Sehingga menyebabkan lesi hiperpigmentasi, satu studi menunjukkan pada pemeriksaan
mikroskop elektron didapati ukuran melanosom yang lebih besar dari normal. Lapisan
keratin yang lebih tebal juga dijumpai pada lesi hiperpigmentasi.
2.5 Diagnosis
Diagnosis terhadap dermatitis yang disebabkan oleh Malassezia didasarkan pada
anamnesis, pemeriksaan fisik, dan dapat didukung dengan alat bantu diagnostik yaitu
lampu Wood. Lampu Wood merupakan sumber sinar ultraviolet yang difilter dengan
nikel oksida. Penggunaan lampu Wood dapat membantu mendiagnosis awal mengenai
keterlibatan jamur Malassezia sp. dan untuk mengetahui lebih jelas daerah yang terkena
infeksi. Penyinaran dengan lampu Wood dilakukan dengan jarak penyinaran 10 -15 cm
dari permukaan kulit. Dari penyinaran akan terlihat berwarna putih kekuningan
(yellowish-white) yang berpendar/fluoresens atau oranye kehitaman (copper-orange)
berpendar.
Pemeriksaan mikroskopik dilakukan dengan pengambilan sampel dengan
kerokan mengunakan skalpel tumpul atau menggunakan selotip yang dilekatkan pada
lesi. Sedikit kerokan pada epidermis akan mengangkat skuama dari kulit yang dicurigai.

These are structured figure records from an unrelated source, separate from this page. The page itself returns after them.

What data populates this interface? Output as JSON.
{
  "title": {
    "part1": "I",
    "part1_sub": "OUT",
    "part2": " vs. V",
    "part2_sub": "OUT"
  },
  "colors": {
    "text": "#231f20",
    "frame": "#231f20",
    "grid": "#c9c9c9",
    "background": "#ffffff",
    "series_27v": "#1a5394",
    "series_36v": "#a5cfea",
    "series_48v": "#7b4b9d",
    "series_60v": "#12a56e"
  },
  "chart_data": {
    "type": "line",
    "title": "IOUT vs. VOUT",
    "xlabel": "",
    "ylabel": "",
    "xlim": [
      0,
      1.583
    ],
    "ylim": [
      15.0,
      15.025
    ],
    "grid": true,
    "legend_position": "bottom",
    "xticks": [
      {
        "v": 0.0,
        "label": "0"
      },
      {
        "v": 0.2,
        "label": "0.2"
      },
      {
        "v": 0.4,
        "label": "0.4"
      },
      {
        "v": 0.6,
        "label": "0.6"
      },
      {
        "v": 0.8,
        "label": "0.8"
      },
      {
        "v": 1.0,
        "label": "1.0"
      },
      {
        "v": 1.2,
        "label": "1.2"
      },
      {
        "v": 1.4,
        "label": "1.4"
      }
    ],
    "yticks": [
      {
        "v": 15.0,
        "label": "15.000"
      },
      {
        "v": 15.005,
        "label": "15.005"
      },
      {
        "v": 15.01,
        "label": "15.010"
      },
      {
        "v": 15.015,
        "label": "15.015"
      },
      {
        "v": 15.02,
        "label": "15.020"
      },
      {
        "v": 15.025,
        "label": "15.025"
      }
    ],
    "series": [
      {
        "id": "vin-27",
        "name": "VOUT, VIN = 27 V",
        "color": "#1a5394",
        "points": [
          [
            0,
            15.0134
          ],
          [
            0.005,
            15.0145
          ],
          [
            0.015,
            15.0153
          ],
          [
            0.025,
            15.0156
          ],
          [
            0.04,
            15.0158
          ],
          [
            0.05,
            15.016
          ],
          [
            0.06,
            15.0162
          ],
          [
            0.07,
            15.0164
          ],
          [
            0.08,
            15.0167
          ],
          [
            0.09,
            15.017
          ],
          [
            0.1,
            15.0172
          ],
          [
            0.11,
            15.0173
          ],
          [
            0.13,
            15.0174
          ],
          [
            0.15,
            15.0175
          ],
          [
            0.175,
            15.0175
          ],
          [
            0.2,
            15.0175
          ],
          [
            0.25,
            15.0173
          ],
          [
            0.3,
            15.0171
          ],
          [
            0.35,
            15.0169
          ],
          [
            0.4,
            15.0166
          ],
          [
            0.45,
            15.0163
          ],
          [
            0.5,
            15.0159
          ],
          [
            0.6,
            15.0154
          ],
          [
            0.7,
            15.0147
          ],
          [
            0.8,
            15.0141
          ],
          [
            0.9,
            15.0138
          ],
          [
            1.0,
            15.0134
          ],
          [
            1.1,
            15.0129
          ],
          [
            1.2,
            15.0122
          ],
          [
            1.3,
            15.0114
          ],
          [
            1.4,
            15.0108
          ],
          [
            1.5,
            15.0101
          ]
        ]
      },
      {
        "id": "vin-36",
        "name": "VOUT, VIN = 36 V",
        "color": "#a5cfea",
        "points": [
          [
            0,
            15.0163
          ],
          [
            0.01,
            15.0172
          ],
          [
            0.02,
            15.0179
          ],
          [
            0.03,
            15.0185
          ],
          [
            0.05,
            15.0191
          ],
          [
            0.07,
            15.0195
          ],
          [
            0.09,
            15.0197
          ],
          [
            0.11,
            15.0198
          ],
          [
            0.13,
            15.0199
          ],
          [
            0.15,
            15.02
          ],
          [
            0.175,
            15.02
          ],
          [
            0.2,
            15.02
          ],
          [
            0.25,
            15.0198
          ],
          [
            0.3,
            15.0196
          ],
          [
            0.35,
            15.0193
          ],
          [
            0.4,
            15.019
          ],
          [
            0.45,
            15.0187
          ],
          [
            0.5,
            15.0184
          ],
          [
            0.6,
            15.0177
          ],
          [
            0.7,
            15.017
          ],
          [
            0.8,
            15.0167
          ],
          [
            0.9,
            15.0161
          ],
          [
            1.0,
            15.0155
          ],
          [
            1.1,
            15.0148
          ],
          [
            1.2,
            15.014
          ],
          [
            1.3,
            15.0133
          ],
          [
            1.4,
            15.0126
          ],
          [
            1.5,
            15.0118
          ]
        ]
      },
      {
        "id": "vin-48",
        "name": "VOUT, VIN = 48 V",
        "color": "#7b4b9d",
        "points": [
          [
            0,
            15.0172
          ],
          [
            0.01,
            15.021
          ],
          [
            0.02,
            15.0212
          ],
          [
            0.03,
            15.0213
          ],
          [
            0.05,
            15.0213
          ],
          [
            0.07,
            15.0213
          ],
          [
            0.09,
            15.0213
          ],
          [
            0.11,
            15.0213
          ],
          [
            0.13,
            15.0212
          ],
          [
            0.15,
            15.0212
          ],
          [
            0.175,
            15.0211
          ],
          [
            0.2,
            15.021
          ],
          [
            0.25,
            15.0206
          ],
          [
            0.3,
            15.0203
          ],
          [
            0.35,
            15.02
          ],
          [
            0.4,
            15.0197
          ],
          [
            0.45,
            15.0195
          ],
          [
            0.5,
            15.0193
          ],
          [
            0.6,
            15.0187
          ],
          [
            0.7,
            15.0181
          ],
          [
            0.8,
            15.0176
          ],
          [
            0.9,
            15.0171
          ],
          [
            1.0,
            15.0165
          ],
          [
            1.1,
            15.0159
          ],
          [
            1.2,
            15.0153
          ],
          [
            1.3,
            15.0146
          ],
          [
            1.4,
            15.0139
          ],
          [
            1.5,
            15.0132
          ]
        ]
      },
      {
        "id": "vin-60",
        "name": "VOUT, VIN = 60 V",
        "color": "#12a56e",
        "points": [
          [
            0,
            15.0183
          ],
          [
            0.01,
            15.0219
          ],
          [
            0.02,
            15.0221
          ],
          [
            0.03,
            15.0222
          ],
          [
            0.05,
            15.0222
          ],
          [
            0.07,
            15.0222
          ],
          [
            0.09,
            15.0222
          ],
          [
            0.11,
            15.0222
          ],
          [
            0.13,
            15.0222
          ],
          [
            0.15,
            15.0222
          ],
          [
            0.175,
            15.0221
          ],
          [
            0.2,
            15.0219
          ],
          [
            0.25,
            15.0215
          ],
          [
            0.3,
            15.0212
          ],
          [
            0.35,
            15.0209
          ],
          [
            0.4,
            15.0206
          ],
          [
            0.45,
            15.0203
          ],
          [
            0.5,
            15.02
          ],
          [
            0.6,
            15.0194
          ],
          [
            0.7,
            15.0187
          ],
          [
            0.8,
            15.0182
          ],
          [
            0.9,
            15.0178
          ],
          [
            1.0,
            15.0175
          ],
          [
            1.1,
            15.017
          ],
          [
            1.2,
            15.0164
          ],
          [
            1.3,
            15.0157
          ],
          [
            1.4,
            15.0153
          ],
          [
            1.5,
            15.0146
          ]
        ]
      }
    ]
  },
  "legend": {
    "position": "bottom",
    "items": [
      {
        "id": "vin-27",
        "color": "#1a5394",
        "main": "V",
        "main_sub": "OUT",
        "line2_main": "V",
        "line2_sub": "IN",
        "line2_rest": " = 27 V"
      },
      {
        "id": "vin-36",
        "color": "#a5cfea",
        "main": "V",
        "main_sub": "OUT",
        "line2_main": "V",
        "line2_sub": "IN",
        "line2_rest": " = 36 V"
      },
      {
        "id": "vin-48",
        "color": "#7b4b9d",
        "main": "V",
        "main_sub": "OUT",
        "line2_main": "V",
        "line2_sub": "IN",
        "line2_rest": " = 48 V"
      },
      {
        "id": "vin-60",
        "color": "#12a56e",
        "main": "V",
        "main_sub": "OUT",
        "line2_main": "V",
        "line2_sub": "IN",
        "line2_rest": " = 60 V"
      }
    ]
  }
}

Kemudian sampel ditambahkan KOH 10%. Hasil pemeriksaan dikatakan positif jika
terlihat kelompok sel ragi bulat berdinding tebal dengan miselium terputus-putus
(pendek-pendek) yang akan lebih mudah dilihat dengan penambahan zat warna tinta
parker blue black atau biru laktofenol. Gambaran ragi dan miselium tersebut sering
disbut sebgai meatball and spaghetti. Pembuktian dengan kultur Malassezia furfur tidak
diagnostik karena Malassezia furfur merupakan flora normal kulit.